Sytuacja pracowników w południowych (Małopolskie i Podkarpackie) oddziałach Agencji Restrukturyzacji i Modernizacji Rolnictwa jest coraz gorsza. – Coraz więcej pracy, coraz więcej kontroli i jeśli weźmiemy pod uwagę inflację, to coraz mniej pieniędzy, bo zarobki nie zmieniają się od kilku lat – mówi Anna Nowak przewodnicząca Komisji Zakładowej NSZZ Solidarność w Oddziale Małopolskim.
Na spotkanie w Małopolskim Zarządzie Regionu NSZZ oprócz związkowców z Agencji przybyli także posłowie zarówno z opozycji, jak i z partii rządzącej, bo okazuje się, że dialog na temat zarobków w ARiMR trwa już od kilku miesięcy, tyle, że bez żadnego skutku. – Zwracaliśmy się w tej sprawie już i do dyrektora Oddziału i do prezesa Agencji, a nawet do ministra rolnictwa, któremu Agencja podlega, ale wszystko tłumaczone jest brakiem pieniędzy – tłumaczyła Anna Nowak. – Dlatego zwracamy się do posłów, by przy tworzeniu projektu budżetu na przyszły rok uwzględnili nasze potrzeby. Wojciech Grzeszek, przewodniczący Małopolskiej Solidarności zwracał uwagę na rolę pracowników Agencji w obsłudze wszystkich rolników korzystających z jakiejkolwiek pomocy finansowej ze środków unijnych i poparł prośbę związkowców o wsparcie tej sprawy zarówno na forum parlamentu, jak i w kontaktach z ministrem rolnictwa.

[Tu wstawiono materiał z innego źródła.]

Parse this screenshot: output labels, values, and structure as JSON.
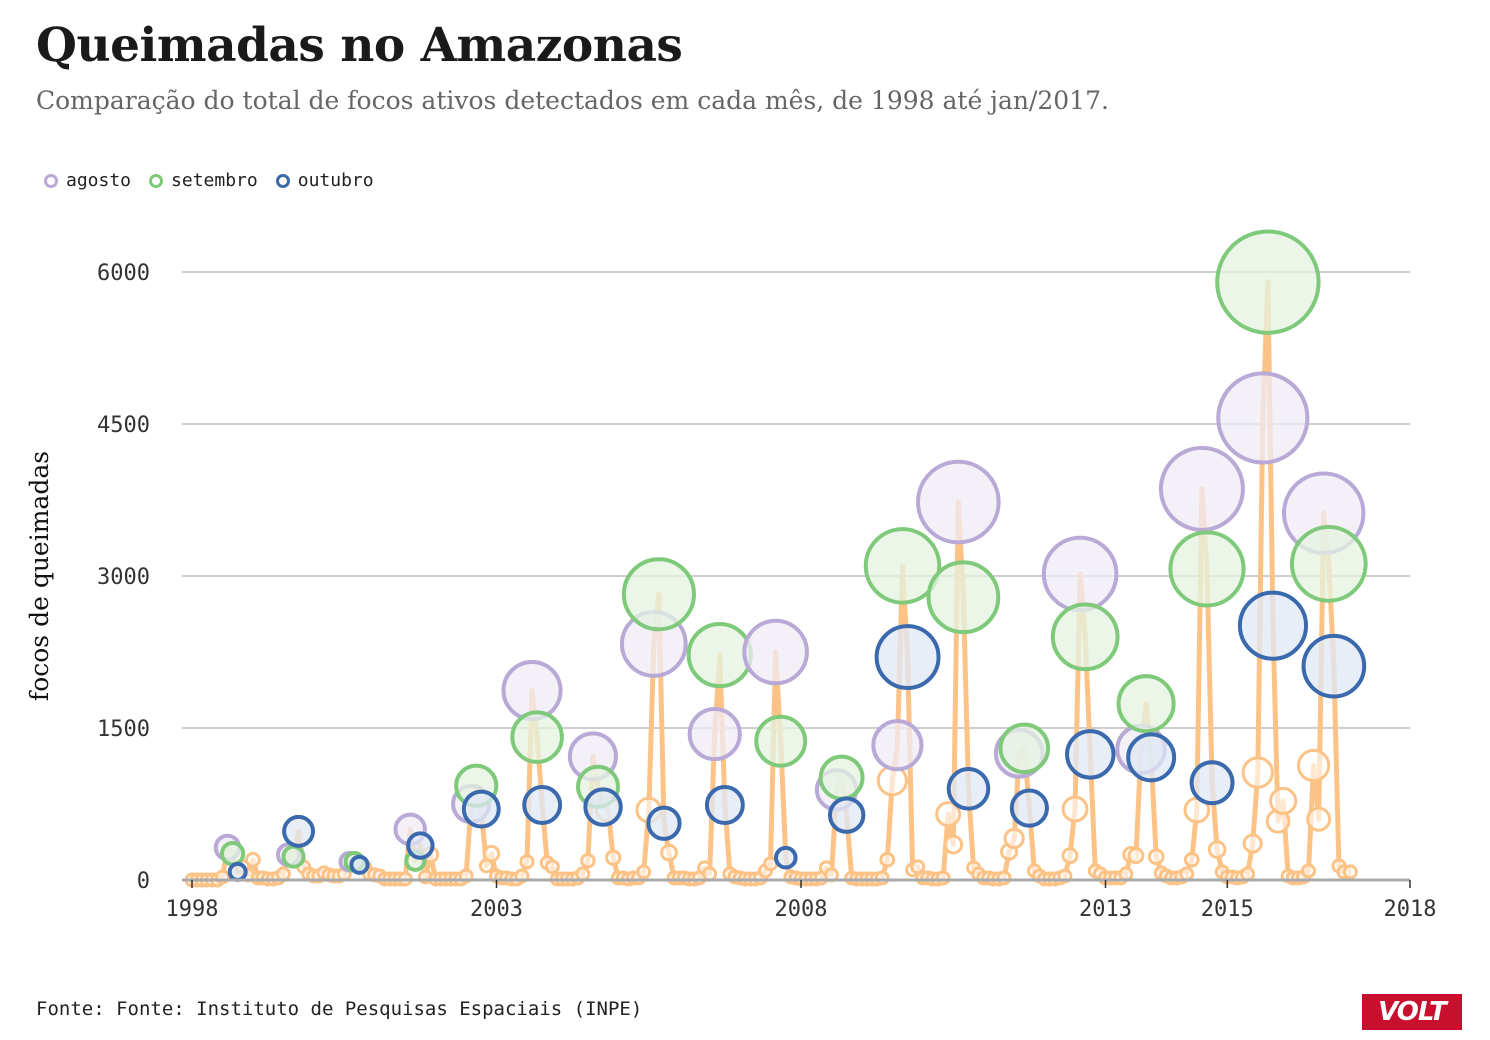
{
  "title": "Queimadas no Amazonas",
  "subtitle": "Comparação do total de focos ativos detectados em cada mês, de 1998 até jan/2017.",
  "legend": [
    {
      "label": "agosto",
      "color": "#b9a9d6",
      "fill": "#efebf6"
    },
    {
      "label": "setembro",
      "color": "#7fca7a",
      "fill": "#e4f3e1"
    },
    {
      "label": "outubro",
      "color": "#3a69ad",
      "fill": "#dfe8f4"
    }
  ],
  "source": "Fonte: Fonte: Instituto de Pesquisas Espaciais (INPE)",
  "logo": "VOLT",
  "chart_data": {
    "type": "line",
    "ylabel": "focos de queimadas",
    "xlabel": "",
    "xlim": [
      1998,
      2018
    ],
    "ylim": [
      0,
      6000
    ],
    "x_ticks": [
      "1998",
      "2003",
      "2008",
      "2013",
      "2015",
      "2018"
    ],
    "y_ticks": [
      "0",
      "1500",
      "3000",
      "4500",
      "6000"
    ],
    "grid": true,
    "legend_position": "top-left",
    "line_color": "#fdc286",
    "peaks": [
      {
        "year": 1998,
        "aug": 320,
        "sep": 260,
        "oct": 80
      },
      {
        "year": 1999,
        "aug": 250,
        "sep": 230,
        "oct": 480
      },
      {
        "year": 2000,
        "aug": 180,
        "sep": 180,
        "oct": 150
      },
      {
        "year": 2001,
        "aug": 500,
        "sep": 190,
        "oct": 340
      },
      {
        "year": 2002,
        "aug": 750,
        "sep": 930,
        "oct": 700
      },
      {
        "year": 2003,
        "aug": 1870,
        "sep": 1410,
        "oct": 740
      },
      {
        "year": 2004,
        "aug": 1220,
        "sep": 920,
        "oct": 720
      },
      {
        "year": 2005,
        "aug": 2330,
        "sep": 2820,
        "oct": 560
      },
      {
        "year": 2006,
        "aug": 1440,
        "sep": 2220,
        "oct": 740
      },
      {
        "year": 2007,
        "aug": 2250,
        "sep": 1370,
        "oct": 220
      },
      {
        "year": 2008,
        "aug": 890,
        "sep": 1010,
        "oct": 640
      },
      {
        "year": 2009,
        "aug": 1330,
        "sep": 3100,
        "oct": 2200
      },
      {
        "year": 2010,
        "aug": 3730,
        "sep": 2790,
        "oct": 900
      },
      {
        "year": 2011,
        "aug": 1250,
        "sep": 1300,
        "oct": 710
      },
      {
        "year": 2012,
        "aug": 3020,
        "sep": 2400,
        "oct": 1240
      },
      {
        "year": 2013,
        "aug": 1290,
        "sep": 1740,
        "oct": 1210
      },
      {
        "year": 2014,
        "aug": 3860,
        "sep": 3070,
        "oct": 960
      },
      {
        "year": 2015,
        "aug": 4560,
        "sep": 5900,
        "oct": 2510
      },
      {
        "year": 2016,
        "aug": 3620,
        "sep": 3120,
        "oct": 2110
      }
    ],
    "others": [
      {
        "year": 1998,
        "months": [
          0,
          0,
          0,
          0,
          0,
          0,
          30,
          130,
          50,
          0,
          0
        ]
      },
      {
        "year": 1999,
        "months": [
          200,
          20,
          20,
          10,
          10,
          20,
          60,
          130,
          60,
          10,
          10
        ]
      },
      {
        "year": 2000,
        "months": [
          40,
          40,
          70,
          50,
          40,
          40,
          60,
          130,
          60,
          40,
          20
        ]
      },
      {
        "year": 2001,
        "months": [
          50,
          40,
          10,
          10,
          10,
          10,
          10,
          30,
          250,
          230,
          30
        ]
      },
      {
        "year": 2002,
        "months": [
          10,
          10,
          10,
          10,
          10,
          10,
          40,
          140,
          260,
          180,
          60
        ]
      },
      {
        "year": 2003,
        "months": [
          40,
          20,
          20,
          10,
          10,
          40,
          180,
          170,
          130,
          30,
          10
        ]
      },
      {
        "year": 2004,
        "months": [
          10,
          10,
          10,
          10,
          20,
          60,
          190,
          700,
          220,
          70,
          20
        ]
      },
      {
        "year": 2005,
        "months": [
          20,
          20,
          10,
          20,
          20,
          80,
          690,
          270,
          20,
          20,
          10
        ]
      },
      {
        "year": 2006,
        "months": [
          20,
          20,
          10,
          10,
          20,
          120,
          60,
          60,
          30,
          20,
          10
        ]
      },
      {
        "year": 2007,
        "months": [
          20,
          10,
          10,
          10,
          20,
          90,
          160,
          30,
          20,
          10,
          10
        ]
      },
      {
        "year": 2008,
        "months": [
          10,
          10,
          10,
          10,
          20,
          120,
          50,
          20,
          10,
          10,
          10
        ]
      },
      {
        "year": 2009,
        "months": [
          10,
          10,
          10,
          10,
          20,
          200,
          980,
          100,
          130,
          80,
          20
        ]
      },
      {
        "year": 2010,
        "months": [
          20,
          20,
          10,
          10,
          20,
          650,
          350,
          120,
          60,
          40,
          20
        ]
      },
      {
        "year": 2011,
        "months": [
          20,
          20,
          10,
          10,
          20,
          280,
          410,
          90,
          40,
          20,
          10
        ]
      },
      {
        "year": 2012,
        "months": [
          10,
          10,
          10,
          20,
          40,
          240,
          700,
          90,
          60,
          30,
          20
        ]
      },
      {
        "year": 2013,
        "months": [
          20,
          20,
          20,
          20,
          60,
          250,
          240,
          230,
          70,
          40,
          20
        ]
      },
      {
        "year": 2014,
        "months": [
          40,
          20,
          20,
          30,
          60,
          200,
          690,
          300,
          80,
          40,
          20
        ]
      },
      {
        "year": 2015,
        "months": [
          30,
          30,
          20,
          30,
          60,
          360,
          1060,
          580,
          780,
          290,
          120
        ]
      },
      {
        "year": 2016,
        "months": [
          40,
          20,
          20,
          30,
          90,
          1130,
          600,
          140,
          80
        ]
      }
    ]
  }
}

Związkowcy zwracali uwagę na dysproporcje zarobków w oddziałach i w centrali Agencji. – Praca w oddziałach w takich województwach, jak małopolskie, czy podkarpackie łączy się z dodatkowym nadmiarem pracy ze względu na rozdrobnienie gruntów - mówił przedstawiciel biura powiatowego w Proszowicach. – Jeśli w Wielkopolsce wniosek o dotację do gospodarstwa 100-hektarowego wypełnia się na trzech kartkach, to u nas wniosek dla gospodarstwa 5-hektarowego zajmuje 15 kartek, bo gospodarstwo ma pięć działek położonych w różnych miejscach, często nawet w innej wsi. Jak to się ma do regulaminowych pięciu minut na obsłużenie klienta?
Inni zwracali uwagę na to, że pracownicy podnosząc swoje kwalifikacje zawodowe, np. studia podyplomowe, nie zyskują na tym finansowo pozostając na dotychczasowych stawkach płacowych.